1570s, from poison (n.) + -ous. Failed 16c. rivals were poisonsome, poisonful, poisony. Earlier poisoned was used (late 15c.). Related: Poisonously; poisonousness.

Wiktionary
poisonous

a. 1 Containing sufficient poison to be dangerous 2 (context of an animal English) Inedible due to containing poison; poisonous to eat

WordNet
poisonous
  1. adj. having the qualities or effects of a poison [syn: toxicant]

  2. not safe to eat

  3. marked by deep ill will; deliberately harmful; "a malevolent lie"; "poisonous hate...in his eyes"- Ernest Hemingway; "venomous criticism"; "vicious gossip" [syn: venomous, vicious]

Wikipedia

Usage examples of "poisonous".

Montpelier, then fissioned in a purposely ugly way in such a way as to create like hellacious amounts of highly poisonous radioactive wastes, which are mixed with heavy water and specially heated-zirconium-piped through special heavily guarded heated zirconium pipes back down to Montpelier as raw materiel for the massive poisons needed for toxic lithiumization and waste-intenseness and annular fusion.

In one poisonous sample which it fell to my lot to investigate, the evil had been caused by the sophistication of the anotta, employed for colouring cheese.

Depletion of the blood by drastic and poisonous medicines, such as antimony and mercurials, hemorrhages and blood-letting, syphilis, excessive mental or physical labor, as well as a too early use and abuse of the sexual organs, all tend to waste the blood, reduce the tone of the system, and develop scrofula.

This could not have been good for his health, because some of the preparations contained compounds of mercury and antimony, which are poisonous.

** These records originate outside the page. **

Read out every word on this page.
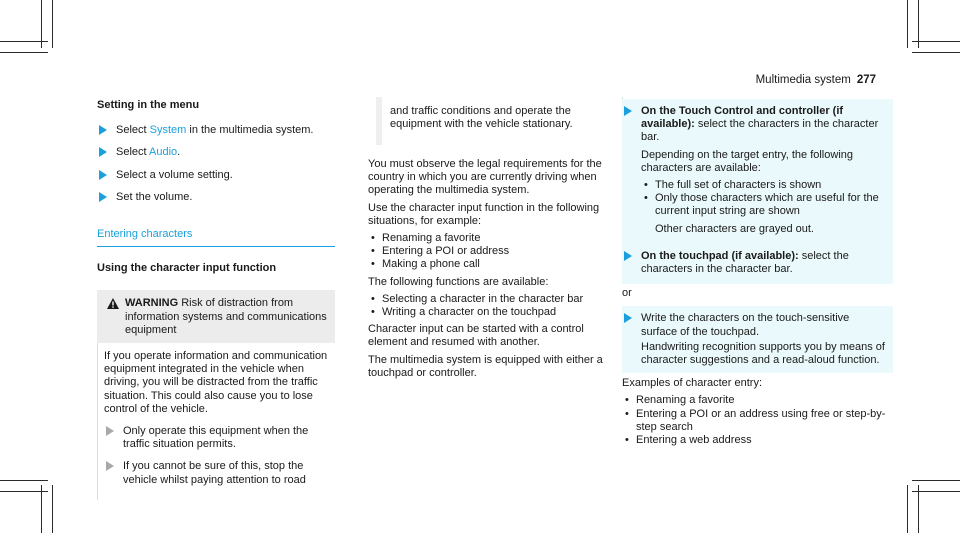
Multimedia system 277

Setting in the menu

Select System in the multimedia system.
Select Audio.
Select a volume setting.
Set the volume.

Entering characters

Using the character input function

WARNING Risk of distraction from information systems and communications equipment

If you operate information and communication equipment integrated in the vehicle when driving, you will be distracted from the traffic situation. This could also cause you to lose control of the vehicle.

Only operate this equipment when the traffic situation permits.
If you cannot be sure of this, stop the vehicle whilst paying attention to road

and traffic conditions and operate the equipment with the vehicle stationary.

You must observe the legal requirements for the country in which you are currently driving when operating the multimedia system.

Use the character input function in the following situations, for example:

• Renaming a favorite
• Entering a POI or address
• Making a phone call

The following functions are available:

• Selecting a character in the character bar
• Writing a character on the touchpad

Character input can be started with a control element and resumed with another.

The multimedia system is equipped with either a touchpad or controller.

On the Touch Control and controller (if available): select the characters in the character bar.

Depending on the target entry, the following characters are available:

• The full set of characters is shown
• Only those characters which are useful for the current input string are shown

Other characters are grayed out.

On the touchpad (if available): select the characters in the character bar.

or

Write the characters on the touch-sensitive surface of the touchpad.

Handwriting recognition supports you by means of character suggestions and a read-aloud function.

Examples of character entry:

• Renaming a favorite
• Entering a POI or an address using free or step-by-step search
• Entering a web address
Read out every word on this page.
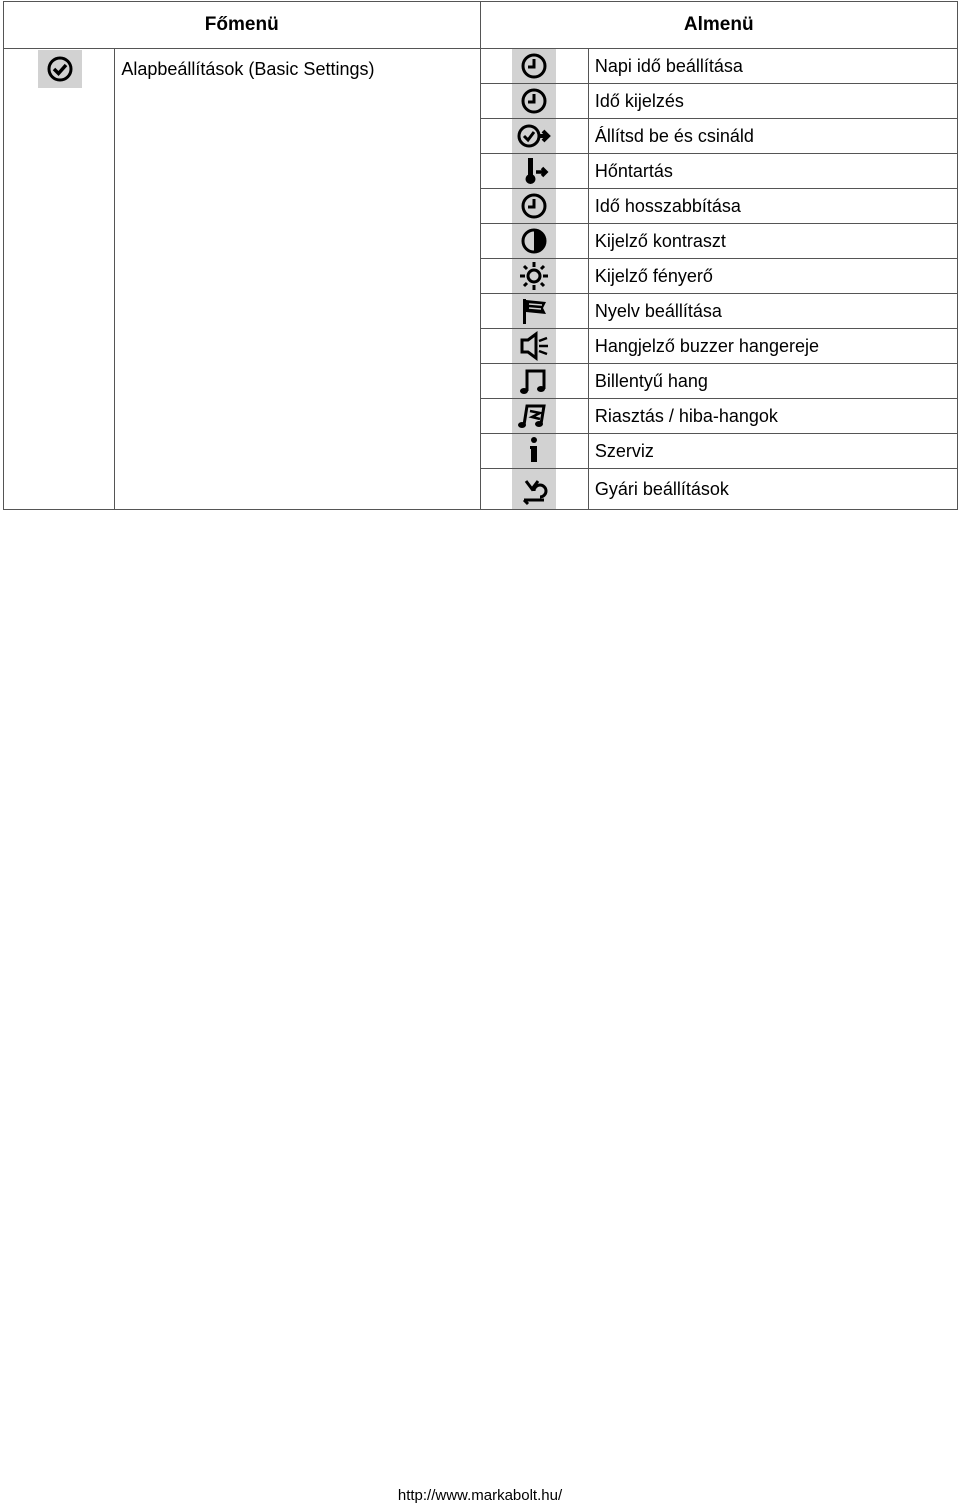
Főmenü		Almenü	

Alapbeállítások (Basic Settings)		Napi idő beállítása

Idő kijelzés

Állítsd be és csináld

Hőntartás

Idő hosszabbítása

Kijelző kontraszt

Kijelző fényerő

Nyelv beállítása

Hangjelző buzzer hangereje

Billentyű hang

Riasztás / hiba-hangok

Szerviz

Gyári beállítások
http://www.markabolt.hu/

He knew so little of its use that he tried to eat the fruit, or poisonous berries, of the plant.

Moreover, the red berries, or their coloured fleshy cups, are not poisonous when taken in moderation, but rejecting the seeds.

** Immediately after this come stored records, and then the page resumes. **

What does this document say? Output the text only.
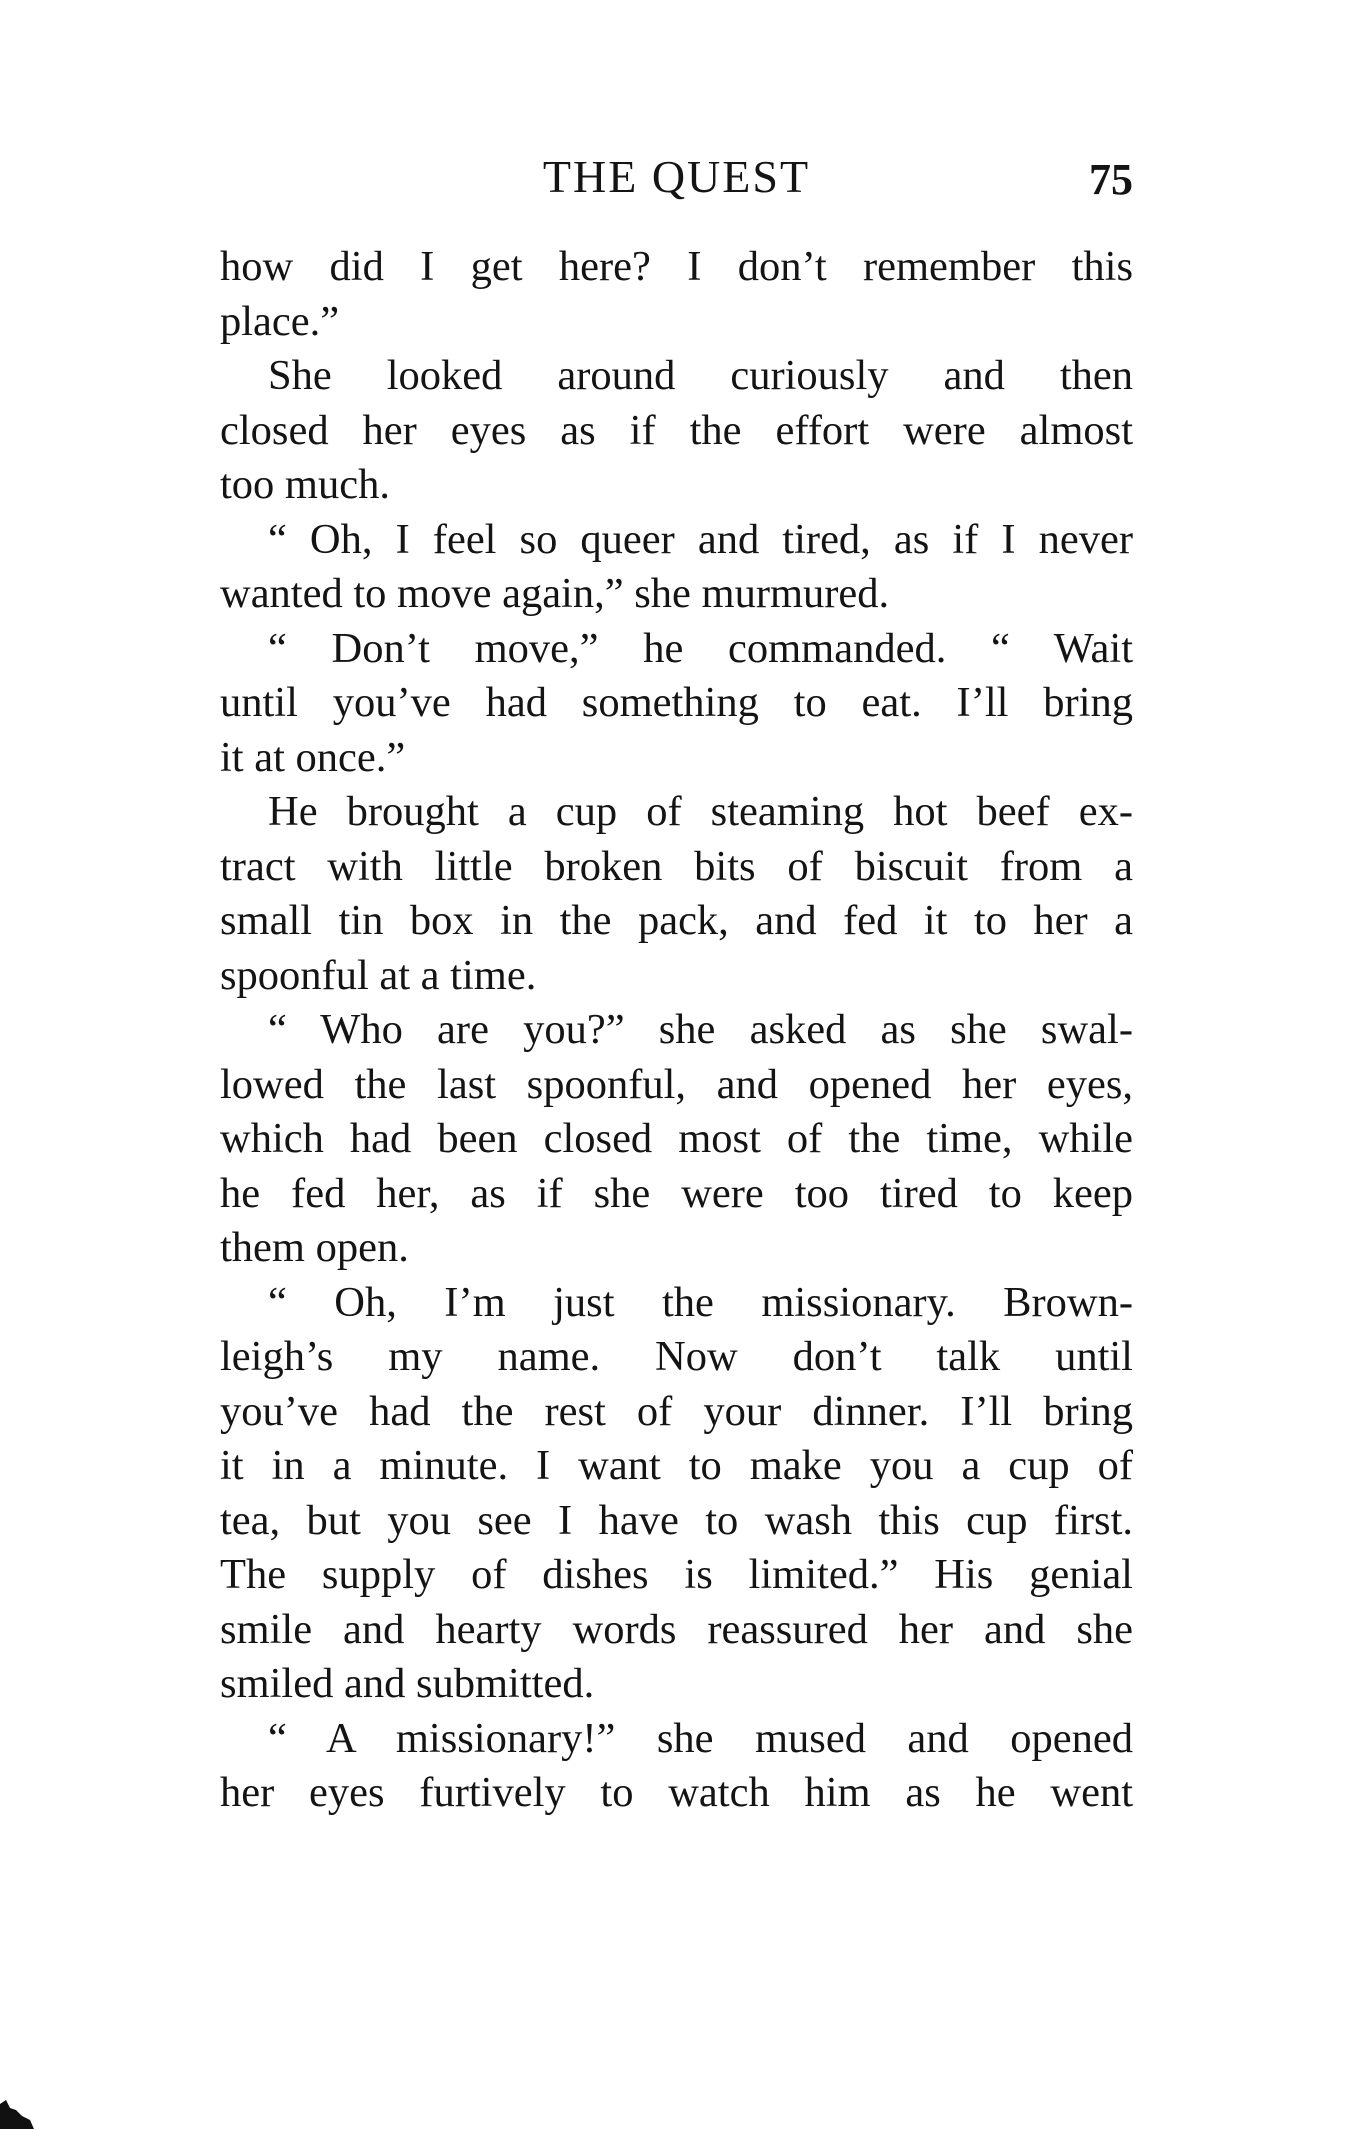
THE QUEST	75
how did I get here? I don’t remember this
place.”
She looked around curiously and then
closed her eyes as if the effort were almost
too much.
“ Oh, I feel so queer and tired, as if I never
wanted to move again,” she murmured.
“ Don’t move,” he commanded. “ Wait
until you’ve had something to eat. I’ll bring
it at once.”
He brought a cup of steaming hot beef ex-
tract with little broken bits of biscuit from a
small tin box in the pack, and fed it to her a
spoonful at a time.
“ Who are you?” she asked as she swal-
lowed the last spoonful, and opened her eyes,
which had been closed most of the time, while
he fed her, as if she were too tired to keep
them open.
“ Oh, I’m just the missionary. Brown-
leigh’s my name. Now don’t talk until
you’ve had the rest of your dinner. I’ll bring
it in a minute. I want to make you a cup of
tea, but you see I have to wash this cup first.
The supply of dishes is limited.” His genial
smile and hearty words reassured her and she
smiled and submitted.
“ A missionary!” she mused and opened
her eyes furtively to watch him as he went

Thus, calcium atoms make up an active metal that would be quite poisonous to living tissue, but calcium ions are much blander and are necessary components of living tissue.

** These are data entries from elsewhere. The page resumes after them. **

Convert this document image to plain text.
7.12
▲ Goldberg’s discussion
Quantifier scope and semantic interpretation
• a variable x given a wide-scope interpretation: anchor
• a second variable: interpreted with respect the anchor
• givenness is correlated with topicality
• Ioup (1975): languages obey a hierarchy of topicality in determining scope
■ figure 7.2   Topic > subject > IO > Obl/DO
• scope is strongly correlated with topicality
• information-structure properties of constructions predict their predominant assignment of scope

If we are killed in an ambush or blown up on a mine, we will be wearing clean brookies, our best dresses, red and black necklaces made out of the very poisonous seeds from lucky-bean trees.

There were times in which the thought would force itself upon my consciousness, How long is the universe to look upon this dreadful experiment of a malarious planet, with its unmeasurable freight of suffering, its poisonous atmosphere, so sweet to breathe, so sure to kill in a few scores of years at farthest, and its heart-breaking woes which make even that brief space of time an eternity?

He committed the wild imprudence of traversing the Maremma in August, and was killed by the poisonous exhalations.

She dropped the poisonous monkshood rootstock and leaves into her burner, then took out her rose quartz.

Pipichari has given me a small quantity of the poisonous paste, and has also taken me to see the plant from the root of which it is made, the Aconitum Japonicum, a monkshood, whose tall spikes of blue flowers are brightening the brushwood in all directions.

True, he had not consciously expected Hempnell to manifest any physical stench of evil, any outward sign of a poisonous inward neurosis -- or whatever it was he was battling.

Experiments upon living animals have proved that absorption of poisonous substances occurs, even when all communication by way of the lacteals and lymphatics is obstructed, the passage by the blood-vessels alone remaining.

The polyhedron shattered into six or seven pieces, releasing neither poisonous gas nor embryonic alien beings.